Zero terus mengeong setelah ku pakaian kan kalung, wajar saja, dia pasti kelaparan. Majikan macam apa aku ini makan-makan enak di luar sedangkan kucingnya tengah kelaparan menunggu di rumah. Aku jadi merasa bersalah, padahal Zero sudah menjadi temanku.

Zero nampak menghampiriku saat aku baru saja menuangkan makanan kucing ke tempat makannya, sepertinya Zero sudah tidak sabar.

"Maafin aku ya Ro, kamu pasti laper." Aku mengelus kepala Zero yang tengah makan kemudian pergi ke kamar meninggalkannya di dapur berdua dengan makanannya.

Aku segera melangkah menuju kamar mandi untuk ritual mandiku, tubuhku sudah lelah dan ingin sekali beristirahat. Mandi di malam hari seperti ini sebenarnya tidak baik tapi aku sudah gerah dan badanku juga sudah terasa lengket jadi terpaksa aku mandi malam-malam begini.

Jika saja Papa atau Mama tahu sudah dapat dipastikan aku akan langsung disidang, keluargaku tidak pernah mengizinkanku melakukan sesuatu yang bisa membuat tubuhku sakit. Mulai dari makan, tidur, olahraga juga menatap layar laptop terlalu lama pun selalu di atur, keluargaku memang penuh dengan peraturan seperti itu sejak aku kecil, wajar saja jika aku juga jarang sakit karena mungkin imun tubuhku kuat.

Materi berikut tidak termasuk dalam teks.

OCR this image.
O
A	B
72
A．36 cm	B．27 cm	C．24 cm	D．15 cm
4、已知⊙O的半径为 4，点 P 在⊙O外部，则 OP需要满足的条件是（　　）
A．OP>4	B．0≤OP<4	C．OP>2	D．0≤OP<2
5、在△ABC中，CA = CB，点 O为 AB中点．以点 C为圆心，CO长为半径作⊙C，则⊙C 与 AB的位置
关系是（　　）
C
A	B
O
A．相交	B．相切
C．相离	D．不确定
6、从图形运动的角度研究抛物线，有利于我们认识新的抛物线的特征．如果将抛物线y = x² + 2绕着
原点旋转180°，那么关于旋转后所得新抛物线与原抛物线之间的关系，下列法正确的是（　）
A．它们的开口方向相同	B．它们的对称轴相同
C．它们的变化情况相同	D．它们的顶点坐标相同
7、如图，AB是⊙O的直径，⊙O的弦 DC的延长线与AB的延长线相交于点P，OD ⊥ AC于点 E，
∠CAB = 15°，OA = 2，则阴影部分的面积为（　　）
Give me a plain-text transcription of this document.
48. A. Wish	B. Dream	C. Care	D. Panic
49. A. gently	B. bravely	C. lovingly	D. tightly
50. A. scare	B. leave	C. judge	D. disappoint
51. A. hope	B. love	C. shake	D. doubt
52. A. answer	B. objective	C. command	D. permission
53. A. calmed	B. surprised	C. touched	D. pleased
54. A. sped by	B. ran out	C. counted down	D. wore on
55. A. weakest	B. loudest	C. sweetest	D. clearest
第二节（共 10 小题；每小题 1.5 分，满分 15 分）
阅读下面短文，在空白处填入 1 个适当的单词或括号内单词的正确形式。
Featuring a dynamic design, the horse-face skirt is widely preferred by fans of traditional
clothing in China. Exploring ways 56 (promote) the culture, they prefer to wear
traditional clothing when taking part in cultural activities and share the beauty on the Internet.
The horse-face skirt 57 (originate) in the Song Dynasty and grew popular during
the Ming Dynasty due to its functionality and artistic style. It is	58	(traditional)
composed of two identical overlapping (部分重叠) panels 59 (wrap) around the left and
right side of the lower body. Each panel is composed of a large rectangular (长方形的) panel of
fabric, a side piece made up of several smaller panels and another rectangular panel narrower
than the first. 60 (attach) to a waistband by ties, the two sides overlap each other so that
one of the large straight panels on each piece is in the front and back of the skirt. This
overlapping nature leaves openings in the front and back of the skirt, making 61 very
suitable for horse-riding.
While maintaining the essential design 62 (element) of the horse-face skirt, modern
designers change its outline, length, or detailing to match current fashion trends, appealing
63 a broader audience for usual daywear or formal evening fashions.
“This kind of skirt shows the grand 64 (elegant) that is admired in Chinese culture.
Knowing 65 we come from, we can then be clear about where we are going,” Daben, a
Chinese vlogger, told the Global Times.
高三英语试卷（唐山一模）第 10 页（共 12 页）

Selesai mandi aku segera bersiap untuk tidur, merangkak menuju kasur kemudian mulai merebahkan tubuhku, sudah pukul setengah 10 dan aku juga sudah lelah. Sebaiknya aku segera tidur karena besok harus ke kantor, mengingat kantor membuatku tiba-tiba teringat dengan Pak Ardan.

Di party tadi dia sepertinya tidak nyaman saat semua orang memanggilnya dengan panggilan santai layaknya teman. Aku takut Pak Ardan akan marah nanti dikantor, semoga saja tidak.

"Pengen banget di seriusin sama saya, ya udah kita ke KUA sekarang aja."

Perkataan Pak Ardan terngiang di telingaku, wajahku terasa memanas tadi dan dengan spontan aku langsung mencubit pinggangnya, tak ku sangka aku seberani itu. Tapi aku benar-benar gugup tadi apalagi saat Pak Ardan menatapku serius sambil memegang tanganku, jantungku sukses berdegup 3 kali lebih cepat.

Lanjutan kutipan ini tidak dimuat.